Chalkboard and Motion Content Group for Channel 4, from 24 June

The premise is incredibly simple. One question. Twenty possible answers. One hundred thousand pounds. Which single answer is correct, and will unlock the money?

The execution is not much more complex. Our contestant couple walks on, plonk themselves down on the One Question sofa. It's always been couples, never a threesome, never a solo player.

One Question Hello, welcome, how are you today?

Claudia talks to the players, who they are, where they're from, what they do, how they know each other, what they had for dinner last night. That sort of gentle chit-chat, put the players at their ease. Then Claudia asks the titular One Question. For instance,

One Question What is a potato?

One by one, twenty possible answers will appear. They're not completely transparent answers, but clues to other things. For instance, "The item that the nursery rhyme character Little Miss Muffet is eating".

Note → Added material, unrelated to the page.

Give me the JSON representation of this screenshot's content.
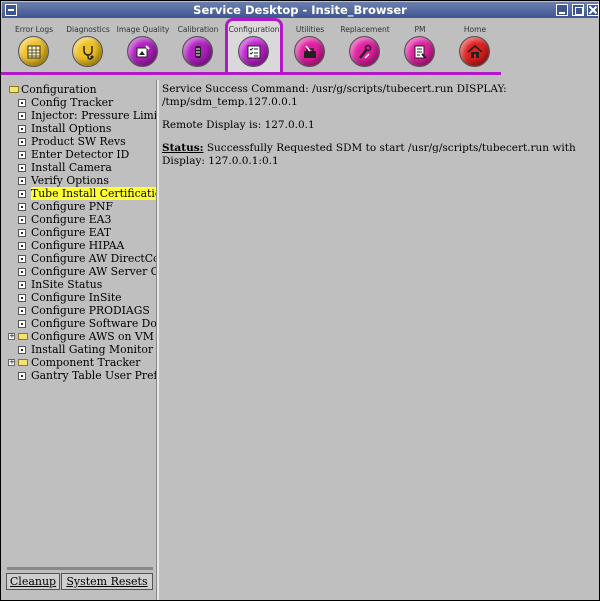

Do we know what Little Miss Muffet ate? Curds and whey, wasn't it? So no, that's not potato.

One Question Well, we think it's curds and whey, but was it potato?

The first part of the show opens up five of the answers. Once they've seen all five, the contestants are encouraged to reject two of them. Each answer is displayed on screen, and explained as to why it's wrong. Heston Bloomingheck's restaurant, that's not A Potato, it's The Fat Duck.

Wrong answers turn red, with a pleasant "ding!". If we ever reject the right answer, it turns a greeny green, with an unhelpful windy sound.

One Question Five in a line: time to throw two out.

Rinse and repeat this for more sets of five, until all twenty answers have been exposed. One of them is the correct answer, and if the contestants are secure enough to say it, they can end the game right now. £100,000 and an entry in the quiz hall of fame if they're right, £0 and a trip back to the green room if they're wrong. Unsurprisingly, we've yet to see anyone say, "Yes, that's a potato" so early in the show.

Once the players have made the first pass through the grid, they'll be down to a dozen answers. They can continue to eliminate clues they know to be wrong, this won't alter their score.

One Question This team's thrown out eight answers. Shame the text is a bit too small to read at this distance.

Or they can buy a clue to one of the answers. This will cost the team £10,000, and won't give the answer – instead, it'll give extra information that might or might not help. For instance, one team took a clue on "The main ingredient in the eastern European brandy called 'slivovitz'". The clue: "The main ingredient in slivovitz has types called 'mirabelle' and 'elephant heart'". Are those types of potato? Cauliflower? Plums? Cabbages? The clues aren't always as helpful as they might be.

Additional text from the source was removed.